Sur l’application de la clause de non concurrence
En l’espèce, Madame X Y sollicite l’application de la clause de non-concurrence figurant à l’article 7 de son contrat de travail.
Madame X Y soutient que le contrat de travail est soumis au droit local même s’il est fait référence au statut cadre. Elle a respecté ses obligations car elle n’a effectué aucune recherche d’emploi durant plus d’un an.
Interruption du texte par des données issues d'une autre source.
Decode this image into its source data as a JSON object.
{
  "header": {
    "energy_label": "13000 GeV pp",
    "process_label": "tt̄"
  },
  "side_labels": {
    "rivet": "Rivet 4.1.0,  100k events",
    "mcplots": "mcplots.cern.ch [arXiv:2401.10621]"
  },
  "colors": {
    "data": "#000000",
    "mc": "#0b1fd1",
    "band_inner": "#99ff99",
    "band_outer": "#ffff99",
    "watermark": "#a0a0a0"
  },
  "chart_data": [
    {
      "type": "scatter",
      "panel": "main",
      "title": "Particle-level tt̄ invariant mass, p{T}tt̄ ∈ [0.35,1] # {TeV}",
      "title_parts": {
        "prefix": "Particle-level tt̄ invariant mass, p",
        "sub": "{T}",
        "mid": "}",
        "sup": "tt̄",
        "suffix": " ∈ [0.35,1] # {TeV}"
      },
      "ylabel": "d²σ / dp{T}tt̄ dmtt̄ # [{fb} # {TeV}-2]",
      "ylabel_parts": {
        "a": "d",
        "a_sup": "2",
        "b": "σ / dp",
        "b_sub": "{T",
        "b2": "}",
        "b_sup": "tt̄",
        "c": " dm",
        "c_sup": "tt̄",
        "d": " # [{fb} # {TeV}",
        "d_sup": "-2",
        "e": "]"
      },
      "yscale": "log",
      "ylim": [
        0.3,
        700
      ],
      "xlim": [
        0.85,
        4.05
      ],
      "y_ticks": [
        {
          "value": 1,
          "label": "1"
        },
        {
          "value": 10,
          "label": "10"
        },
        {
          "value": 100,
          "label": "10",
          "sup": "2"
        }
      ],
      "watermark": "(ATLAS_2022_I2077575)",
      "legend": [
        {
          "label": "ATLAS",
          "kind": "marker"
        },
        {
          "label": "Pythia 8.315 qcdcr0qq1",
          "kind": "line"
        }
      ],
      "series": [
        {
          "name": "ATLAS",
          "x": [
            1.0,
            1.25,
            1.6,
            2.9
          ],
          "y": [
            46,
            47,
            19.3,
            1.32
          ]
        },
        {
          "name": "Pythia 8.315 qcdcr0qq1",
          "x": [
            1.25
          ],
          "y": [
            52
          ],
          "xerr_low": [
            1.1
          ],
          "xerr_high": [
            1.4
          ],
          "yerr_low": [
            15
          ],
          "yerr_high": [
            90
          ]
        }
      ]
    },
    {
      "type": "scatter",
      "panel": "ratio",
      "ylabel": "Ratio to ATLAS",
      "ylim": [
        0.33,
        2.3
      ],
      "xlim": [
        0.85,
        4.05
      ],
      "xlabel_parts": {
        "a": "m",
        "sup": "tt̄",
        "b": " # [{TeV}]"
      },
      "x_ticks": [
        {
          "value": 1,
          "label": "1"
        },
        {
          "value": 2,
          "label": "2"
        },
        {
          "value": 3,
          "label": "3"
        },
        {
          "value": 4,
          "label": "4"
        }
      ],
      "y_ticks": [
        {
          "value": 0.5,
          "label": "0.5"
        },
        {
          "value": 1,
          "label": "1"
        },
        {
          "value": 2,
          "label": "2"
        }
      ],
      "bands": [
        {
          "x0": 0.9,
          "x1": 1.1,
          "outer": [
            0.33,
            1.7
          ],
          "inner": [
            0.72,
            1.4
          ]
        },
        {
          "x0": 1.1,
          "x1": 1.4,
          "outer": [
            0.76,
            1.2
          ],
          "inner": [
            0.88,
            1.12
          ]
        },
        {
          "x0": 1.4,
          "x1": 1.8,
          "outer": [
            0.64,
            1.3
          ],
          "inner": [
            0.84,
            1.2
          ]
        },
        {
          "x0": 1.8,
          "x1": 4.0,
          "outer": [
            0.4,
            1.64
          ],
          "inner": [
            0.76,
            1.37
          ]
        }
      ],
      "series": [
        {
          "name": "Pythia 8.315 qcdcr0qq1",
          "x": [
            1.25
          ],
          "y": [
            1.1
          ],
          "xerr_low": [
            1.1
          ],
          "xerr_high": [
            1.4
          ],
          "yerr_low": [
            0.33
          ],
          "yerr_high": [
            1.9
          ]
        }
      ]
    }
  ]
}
Pour sa part, la sas NCH France affirme que le contrat de travail ne se réfère pas
expressément au droit local d’Alsace Lorraine et que le statut de commis commercial n’est pas applicable en l’espèce. Elle ajoute que le contrat de travail a été conclu à Bussy Saint Georges (77), que la clause de non concurrence a été levée par la société dans la lettre de rupture et que l’article 17 de la convention collective prévoit qu’une telle clause n’a pas vocation à s’appliquer lorsque le contrat de travail est rompu au cours des trois premiers mois.
Sur ce,
L’article L1226-24 alinéa 3 du code du travail définit le commis commercial comme le salarié qui , employé par un commerçant au sens de l’article L121-1 du code de commerce occupe des fonctions commerciales au service de la clientèle. Il en résulte que le salarié affecté à un poste de responsabilité, accomplissant des tâches excédant la seule fourniture de services commerciaux et pour l’exécution desquelles il dispose d’indépendance ne peut être assimilé à un commis commercial.
En l’espèce, Madame X Y a été embauchée en qualité de technico commerciale VRP exclusif statut cadre disposant à ce titre d’indépendance et de capacités d’initiative. Il s’ensuit qu’elle n’est pas soumise au droit local.
La clause de non-concurrence doit être justifiée par les intérêts légitimes de l’entreprise, être limitée dans le temps et dans l’espace et comporter une contrepartie pécuniaire, l’ensemble de ses conditions devant tenir compte des spécificités de l’emploi des salariés conformément à l’article 17 de l’accord interprofessionnel du 3 octobre 1975. Ainsi, l’interdiction ne doit pas dépasser deux ans et doit concerner le secteur où les catégories de clients que le salarié était chargé de visiter au moment de la rupture du contrat. En outre, par application de cet article 17, l’interdiction joue pour tous les cas de rupture y compris pendant la période d’essai dès lors que celle-ci intervient après l’expiration des trois premiers mois emploi, l’employeur pouvant néanmoins renoncer à l’interdiction de concurrence ou en réduire la durée.
En l’espèce, si le contrat conclu avec Madame X Y prévoit l’application d’une clause de non concurrence, les premiers juges ont exactement relevé que la rupture de la période d’essai était intervenue moins de trois mois après l’embauche, de sorte qu’il n’y a pas lieu d’en faire application.
Il s’ensuit que le jugement entrepris sera confirmé en ce qu’il n’a pas fait droit aux demandes présentées par Madame X Y au titre de la clause de non concurrence.
Sur les demandes accessoires
Le jugement entrepris sera confirmé en ce qu’il a condamné Madame X Y aux dépens et au titre de l’article 700 du code de procédure civile.
Succombant à la présente procédure, Madame X Y sera condamnée aux dépens d’appel. Les demandes présentées par les parties au titre de l’article 700 du code de procédure civile seront rejetées.
PAR CES MOTIFS
La Cour, statuant par mise à disposition au greffe par arrêt contradictoire, après en avoir délibéré conformément à la Loi,
Confirme le jugement entrepris en toutes ses dispositions ;
Y ajoutant
Rejette les demandes présentées par les parties au titre de l’article 700 du code de procédure civile ;
Condamne Madame X Y aux dépens de la procédure d’appel.
Ledit arrêt a été prononcé par mise à disposition au greffe le 31 août 2021, et signé par Madame Hélène PAÜS Conseiller faisant fonction de Président de Chambre, le Président de chambre étant empêché et Madame Martine THOMAS Greffier.